Language | Download Link (Original: flac) |
Download Link (Compressed: opus) |
---|---|---|
English * | mls_english.tar.gz (2.4T) | mls_english_opus.tar.gz (651G) |
German | mls_german.tar.gz (115G) | mls_german_opus.tar.gz (29G) |
Dutch | mls_dutch.tar.gz (86G) | mls_dutch_opus.tar.gz (23G) |
French | mls_french.tar.gz (61G) | mls_french_opus.tar.gz (16G) |
Spanish | mls_spanish.tar.gz (50G) | mls_spanish_opus.tar.gz (14G) |
Italian | mls_italian.tar.gz (15G) | mls_italian_opus.tar.gz (3.8G) |
Portuguese | mls_portuguese.tar.gz (9.3G) | mls_portuguese_opus.tar.gz (2.5G) |
Polish | mls_polish.tar.gz (6.2G) | mls_polish_opus.tar.gz (1.6G) |
LM Resources
Consists of language modelling corpus and pre-trained 3-gram and 5-gram LMs.
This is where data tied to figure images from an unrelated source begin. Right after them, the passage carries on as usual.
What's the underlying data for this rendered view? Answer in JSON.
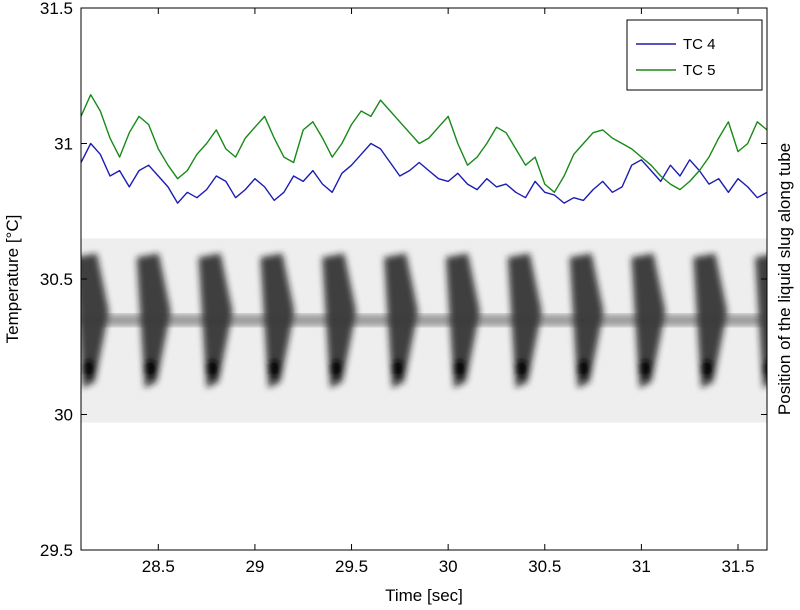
{
  "chart_data": {
    "type": "line",
    "xlabel": "Time [sec]",
    "ylabel": "Temperature [°C]",
    "y2label": "Position of the liquid slug along tube",
    "xlim": [
      28.1,
      31.65
    ],
    "ylim": [
      29.5,
      31.5
    ],
    "xticks": [
      28.5,
      29,
      29.5,
      30,
      30.5,
      31,
      31.5
    ],
    "xtick_labels": [
      "28.5",
      "29",
      "29.5",
      "30",
      "30.5",
      "31",
      "31.5"
    ],
    "yticks": [
      29.5,
      30,
      30.5,
      31,
      31.5
    ],
    "ytick_labels": [
      "29.5",
      "30",
      "30.5",
      "31",
      "31.5"
    ],
    "grid": false,
    "legend_position": "top-right",
    "series": [
      {
        "name": "TC 4",
        "color": "#1c1cb4",
        "x": [
          28.1,
          28.15,
          28.2,
          28.25,
          28.3,
          28.35,
          28.4,
          28.45,
          28.5,
          28.55,
          28.6,
          28.65,
          28.7,
          28.75,
          28.8,
          28.85,
          28.9,
          28.95,
          29.0,
          29.05,
          29.1,
          29.15,
          29.2,
          29.25,
          29.3,
          29.35,
          29.4,
          29.45,
          29.5,
          29.55,
          29.6,
          29.65,
          29.7,
          29.75,
          29.8,
          29.85,
          29.9,
          29.95,
          30.0,
          30.05,
          30.1,
          30.15,
          30.2,
          30.25,
          30.3,
          30.35,
          30.4,
          30.45,
          30.5,
          30.55,
          30.6,
          30.65,
          30.7,
          30.75,
          30.8,
          30.85,
          30.9,
          30.95,
          31.0,
          31.05,
          31.1,
          31.15,
          31.2,
          31.25,
          31.3,
          31.35,
          31.4,
          31.45,
          31.5,
          31.55,
          31.6,
          31.65
        ],
        "y": [
          30.93,
          31.0,
          30.96,
          30.88,
          30.9,
          30.84,
          30.9,
          30.92,
          30.88,
          30.84,
          30.78,
          30.82,
          30.8,
          30.83,
          30.88,
          30.86,
          30.8,
          30.83,
          30.87,
          30.84,
          30.79,
          30.82,
          30.88,
          30.86,
          30.9,
          30.85,
          30.82,
          30.89,
          30.92,
          30.96,
          31.0,
          30.98,
          30.93,
          30.88,
          30.9,
          30.93,
          30.9,
          30.87,
          30.86,
          30.89,
          30.85,
          30.83,
          30.87,
          30.84,
          30.85,
          30.82,
          30.8,
          30.86,
          30.82,
          30.81,
          30.78,
          30.8,
          30.79,
          30.83,
          30.86,
          30.82,
          30.84,
          30.92,
          30.94,
          30.9,
          30.86,
          30.92,
          30.88,
          30.94,
          30.9,
          30.85,
          30.87,
          30.82,
          30.87,
          30.84,
          30.8,
          30.82
        ]
      },
      {
        "name": "TC 5",
        "color": "#178a17",
        "x": [
          28.1,
          28.15,
          28.2,
          28.25,
          28.3,
          28.35,
          28.4,
          28.45,
          28.5,
          28.55,
          28.6,
          28.65,
          28.7,
          28.75,
          28.8,
          28.85,
          28.9,
          28.95,
          29.0,
          29.05,
          29.1,
          29.15,
          29.2,
          29.25,
          29.3,
          29.35,
          29.4,
          29.45,
          29.5,
          29.55,
          29.6,
          29.65,
          29.7,
          29.75,
          29.8,
          29.85,
          29.9,
          29.95,
          30.0,
          30.05,
          30.1,
          30.15,
          30.2,
          30.25,
          30.3,
          30.35,
          30.4,
          30.45,
          30.5,
          30.55,
          30.6,
          30.65,
          30.7,
          30.75,
          30.8,
          30.85,
          30.9,
          30.95,
          31.0,
          31.05,
          31.1,
          31.15,
          31.2,
          31.25,
          31.3,
          31.35,
          31.4,
          31.45,
          31.5,
          31.55,
          31.6,
          31.65
        ],
        "y": [
          31.1,
          31.18,
          31.12,
          31.02,
          30.95,
          31.04,
          31.1,
          31.07,
          30.98,
          30.92,
          30.87,
          30.9,
          30.96,
          31.0,
          31.05,
          30.98,
          30.95,
          31.02,
          31.06,
          31.1,
          31.02,
          30.95,
          30.93,
          31.05,
          31.08,
          31.02,
          30.95,
          31.0,
          31.07,
          31.12,
          31.1,
          31.16,
          31.12,
          31.08,
          31.04,
          31.0,
          31.02,
          31.06,
          31.1,
          31.0,
          30.92,
          30.95,
          31.0,
          31.06,
          31.04,
          30.98,
          30.92,
          30.95,
          30.85,
          30.82,
          30.88,
          30.96,
          31.0,
          31.04,
          31.05,
          31.02,
          31.0,
          30.98,
          30.95,
          30.92,
          30.88,
          30.85,
          30.83,
          30.86,
          30.9,
          30.95,
          31.02,
          31.08,
          30.97,
          31.0,
          31.08,
          31.05
        ]
      }
    ]
  }
}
Language | Download Link |
---|---|
English | mls_lm_english.tar.gz (44G) |
German | mls_lm_german.tar.gz (2.7G) |
Dutch | mls_lm_dutch.tar.gz (1.4G) |
French | mls_lm_french.tar.gz (4.8G) |
Spanish | mls_lm_spanish.tar.gz (1.2G) |
Italian | mls_lm_italian.tar.gz (1.7G) |
Portuguese | mls_lm_portuguese.tar.gz (558M) |
Polish | mls_lm_polish.tar.gz (30M) |
Other Resources
About | Download Link |
---|---|
Downloaded text from LibriVox books | lv_text.tar.gz (2.0G) |
Unrated dev/test transcripts (before human rating) | unrated_transcripts.tar.gz (2.8M) |
MD5 Checksums
All the above links are hosted AWS S3 bucket and can be downloaded using AWS CLI tools as well. For downloading using AWS CLI tools, create an AWS account, put the credentials in the CLI tools and all the resources can be downloaded for free. To get the S3 bucket path of an URL, replace https://dl.fbaipublicfiles.com/
with s3://dl.fbaipublicfiles.com/
. For example, the S3 bucket path of URL https://dl.fbaipublicfiles.com/mls/mls_polish.tar.gz
is s3://dl.fbaipublicfiles.com/mls/mls_polish.tar.gz
.
More details on these files and their directory structure can be found in README files included in the .tar.gz files.
You can cite the data using the following BibTeX entry:
@article{Pratap2020MLSAL, title={MLS: A Large-Scale Multilingual Dataset for Speech Research}, author={Vineel Pratap and Qiantong Xu and Anuroop Sriram and Gabriel Synnaeve and Ronan Collobert}, journal={ArXiv}, year={2020}, volume={abs/2012.03411} }
NOTE: We have made few updates to the MLS dataset after our INTERSPEECH paper was submitted to include more #hours and also improve the quality of transcripts. To avoid confusion (by having multiple versions), we are making ONLY one release with all the improvements included. For accurate dataset statistics and baselines, please refer to the arXiv paper - https://arxiv.org/abs/2012.03411.
* This resource can also be downloaded in parts from the 100GB splits - mls_english_parts_list.txt and mls_english_opus_parts_list.txt for the original and compressed versions respectively. After downloading all the splits, run `cat` on the files to create a single tar file and verify the md5 checksum.